No Melbourne Cup Day rate cut for RBA
The Reserve Bank has yet again left the official cash rate on hold at 1.50%.
At its November 2017 meeting, the Reserve Bank board chose to leave the official cash rate untouched. The result was correctly predicted by 100% of the experts polled in the monthly finder Reserve Bank Survey.
Cooling housing market conditions could have helped to stay the RBA’s hand, according to CoreLogic research head Tim Lawless.
“A slowdown in housing market conditions has helped to alleviate some of the pressure to raise the cash rate. The fresh round of macro-prudential policies announced in late March have resulted in tighter credit policies and premiums on mortgage rates for investors and interest only borrowers. Tougher lending conditions have arguably had a similar effect as a lift in the cash rate, except the effect is more focussed on slowing investment activity across the housing sector while low interest rates continue to provide a broader and much needed economic stimulus,” Lawless said.
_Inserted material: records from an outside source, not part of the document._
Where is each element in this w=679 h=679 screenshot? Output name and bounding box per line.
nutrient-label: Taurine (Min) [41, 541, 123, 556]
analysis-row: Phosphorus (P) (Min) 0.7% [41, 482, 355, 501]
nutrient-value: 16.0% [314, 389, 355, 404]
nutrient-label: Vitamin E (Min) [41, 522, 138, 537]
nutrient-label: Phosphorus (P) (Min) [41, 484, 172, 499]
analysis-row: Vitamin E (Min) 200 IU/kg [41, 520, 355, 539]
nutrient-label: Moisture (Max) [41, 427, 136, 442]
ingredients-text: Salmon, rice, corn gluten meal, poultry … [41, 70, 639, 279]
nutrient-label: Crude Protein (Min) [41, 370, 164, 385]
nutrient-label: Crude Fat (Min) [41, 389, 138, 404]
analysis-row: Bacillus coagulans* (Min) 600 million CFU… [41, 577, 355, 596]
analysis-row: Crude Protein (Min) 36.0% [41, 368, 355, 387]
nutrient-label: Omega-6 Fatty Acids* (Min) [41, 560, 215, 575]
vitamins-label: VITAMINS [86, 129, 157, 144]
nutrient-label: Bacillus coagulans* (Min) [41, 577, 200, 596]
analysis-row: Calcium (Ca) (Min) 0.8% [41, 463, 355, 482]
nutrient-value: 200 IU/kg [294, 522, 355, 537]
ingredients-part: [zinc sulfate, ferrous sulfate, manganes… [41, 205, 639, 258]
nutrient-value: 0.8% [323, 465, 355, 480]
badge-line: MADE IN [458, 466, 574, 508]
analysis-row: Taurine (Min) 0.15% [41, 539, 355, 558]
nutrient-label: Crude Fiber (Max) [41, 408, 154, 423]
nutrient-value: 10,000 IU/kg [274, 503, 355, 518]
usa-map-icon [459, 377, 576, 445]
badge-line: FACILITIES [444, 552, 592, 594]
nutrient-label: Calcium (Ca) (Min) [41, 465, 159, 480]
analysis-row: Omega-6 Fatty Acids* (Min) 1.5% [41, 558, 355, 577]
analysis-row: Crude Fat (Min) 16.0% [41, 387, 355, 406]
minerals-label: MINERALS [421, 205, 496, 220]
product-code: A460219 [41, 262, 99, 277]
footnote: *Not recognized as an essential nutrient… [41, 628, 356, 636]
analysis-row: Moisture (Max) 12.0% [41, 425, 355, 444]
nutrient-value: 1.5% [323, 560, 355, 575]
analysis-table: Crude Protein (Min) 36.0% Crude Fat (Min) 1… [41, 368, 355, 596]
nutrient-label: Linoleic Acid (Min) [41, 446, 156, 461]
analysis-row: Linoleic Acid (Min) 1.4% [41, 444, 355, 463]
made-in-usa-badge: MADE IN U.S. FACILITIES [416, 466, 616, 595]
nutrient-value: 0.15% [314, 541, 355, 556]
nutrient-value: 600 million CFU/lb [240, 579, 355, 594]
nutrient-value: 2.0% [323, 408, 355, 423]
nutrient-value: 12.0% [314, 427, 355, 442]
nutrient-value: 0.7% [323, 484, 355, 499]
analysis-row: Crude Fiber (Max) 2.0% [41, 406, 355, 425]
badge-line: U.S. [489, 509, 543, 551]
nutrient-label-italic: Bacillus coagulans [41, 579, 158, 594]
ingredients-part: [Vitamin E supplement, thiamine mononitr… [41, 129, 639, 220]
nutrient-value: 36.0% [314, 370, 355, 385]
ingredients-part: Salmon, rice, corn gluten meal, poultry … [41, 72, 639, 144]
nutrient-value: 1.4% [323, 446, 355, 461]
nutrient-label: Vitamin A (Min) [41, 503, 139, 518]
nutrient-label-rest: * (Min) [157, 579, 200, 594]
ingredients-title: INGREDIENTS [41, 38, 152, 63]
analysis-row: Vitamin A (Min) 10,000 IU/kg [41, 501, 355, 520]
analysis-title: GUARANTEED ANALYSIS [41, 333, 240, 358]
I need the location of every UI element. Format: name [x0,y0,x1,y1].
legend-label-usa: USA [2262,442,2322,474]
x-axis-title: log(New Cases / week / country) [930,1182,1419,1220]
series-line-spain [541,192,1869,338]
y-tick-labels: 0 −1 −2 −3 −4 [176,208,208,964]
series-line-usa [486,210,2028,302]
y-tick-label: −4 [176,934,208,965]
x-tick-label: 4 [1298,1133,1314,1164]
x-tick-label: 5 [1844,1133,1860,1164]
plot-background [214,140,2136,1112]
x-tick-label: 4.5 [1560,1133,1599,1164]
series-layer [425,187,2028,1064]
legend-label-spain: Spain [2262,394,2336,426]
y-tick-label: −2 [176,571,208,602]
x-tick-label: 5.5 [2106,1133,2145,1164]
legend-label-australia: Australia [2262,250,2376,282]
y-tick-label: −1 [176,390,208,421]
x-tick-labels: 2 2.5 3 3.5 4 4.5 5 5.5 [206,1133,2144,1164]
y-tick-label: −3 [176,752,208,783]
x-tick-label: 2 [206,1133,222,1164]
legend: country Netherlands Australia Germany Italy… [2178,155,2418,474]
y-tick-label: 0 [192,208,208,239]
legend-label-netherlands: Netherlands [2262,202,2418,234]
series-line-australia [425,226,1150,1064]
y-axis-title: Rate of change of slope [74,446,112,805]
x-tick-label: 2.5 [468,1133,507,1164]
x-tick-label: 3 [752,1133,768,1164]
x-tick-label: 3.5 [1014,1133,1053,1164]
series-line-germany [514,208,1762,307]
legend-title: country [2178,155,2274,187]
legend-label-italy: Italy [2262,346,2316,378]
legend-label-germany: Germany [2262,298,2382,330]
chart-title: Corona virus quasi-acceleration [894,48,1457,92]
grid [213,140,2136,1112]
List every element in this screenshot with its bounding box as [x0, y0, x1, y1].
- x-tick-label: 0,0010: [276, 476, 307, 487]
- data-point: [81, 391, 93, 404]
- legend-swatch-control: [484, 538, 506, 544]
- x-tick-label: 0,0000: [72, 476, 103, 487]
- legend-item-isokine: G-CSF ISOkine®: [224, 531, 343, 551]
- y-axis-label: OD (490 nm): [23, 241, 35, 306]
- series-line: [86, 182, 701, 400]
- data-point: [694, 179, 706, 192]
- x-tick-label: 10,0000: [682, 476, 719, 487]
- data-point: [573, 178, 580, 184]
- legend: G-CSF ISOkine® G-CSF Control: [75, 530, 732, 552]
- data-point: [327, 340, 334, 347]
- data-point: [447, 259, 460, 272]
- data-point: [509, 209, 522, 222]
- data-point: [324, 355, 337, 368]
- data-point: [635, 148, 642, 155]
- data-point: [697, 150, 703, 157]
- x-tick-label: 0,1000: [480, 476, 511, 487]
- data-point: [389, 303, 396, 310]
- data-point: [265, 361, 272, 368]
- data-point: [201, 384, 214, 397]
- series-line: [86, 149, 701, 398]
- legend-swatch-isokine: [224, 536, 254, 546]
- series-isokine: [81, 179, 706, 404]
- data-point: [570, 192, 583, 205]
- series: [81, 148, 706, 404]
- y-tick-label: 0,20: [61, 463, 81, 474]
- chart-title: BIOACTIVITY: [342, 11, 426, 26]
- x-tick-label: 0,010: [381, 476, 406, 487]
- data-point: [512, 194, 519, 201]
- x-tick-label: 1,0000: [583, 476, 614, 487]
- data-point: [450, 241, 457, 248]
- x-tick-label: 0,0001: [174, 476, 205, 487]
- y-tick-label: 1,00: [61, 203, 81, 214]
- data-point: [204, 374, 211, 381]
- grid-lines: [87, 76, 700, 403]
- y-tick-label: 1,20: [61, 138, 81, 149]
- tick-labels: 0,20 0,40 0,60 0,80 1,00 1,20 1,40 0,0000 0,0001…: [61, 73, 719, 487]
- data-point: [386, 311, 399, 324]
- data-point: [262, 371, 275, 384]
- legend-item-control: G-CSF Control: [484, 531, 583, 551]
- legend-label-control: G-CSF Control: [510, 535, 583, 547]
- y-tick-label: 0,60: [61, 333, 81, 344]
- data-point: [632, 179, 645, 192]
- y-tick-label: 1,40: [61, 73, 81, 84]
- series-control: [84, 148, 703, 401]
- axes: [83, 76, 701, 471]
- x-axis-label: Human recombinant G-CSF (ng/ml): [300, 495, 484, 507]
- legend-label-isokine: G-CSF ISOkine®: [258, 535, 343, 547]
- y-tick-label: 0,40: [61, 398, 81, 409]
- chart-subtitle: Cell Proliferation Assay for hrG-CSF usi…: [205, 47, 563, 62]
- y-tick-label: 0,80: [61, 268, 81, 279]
And the RBA may tread lightly before raising rates, Lawless indicated, with Australian households highly indebted.
“Household budgets are already thinly stretched. Subdued demand is evident in weak retail spending, down 0.3% in the September quarter, against a backdrop of record low wages growth of 1.9%, and rising energy costs. It is highly likely that a lift in the cash rate would further dampen household consumption, potentially leading to slower economic growth and fewer new employment opportunities,” Lawless said.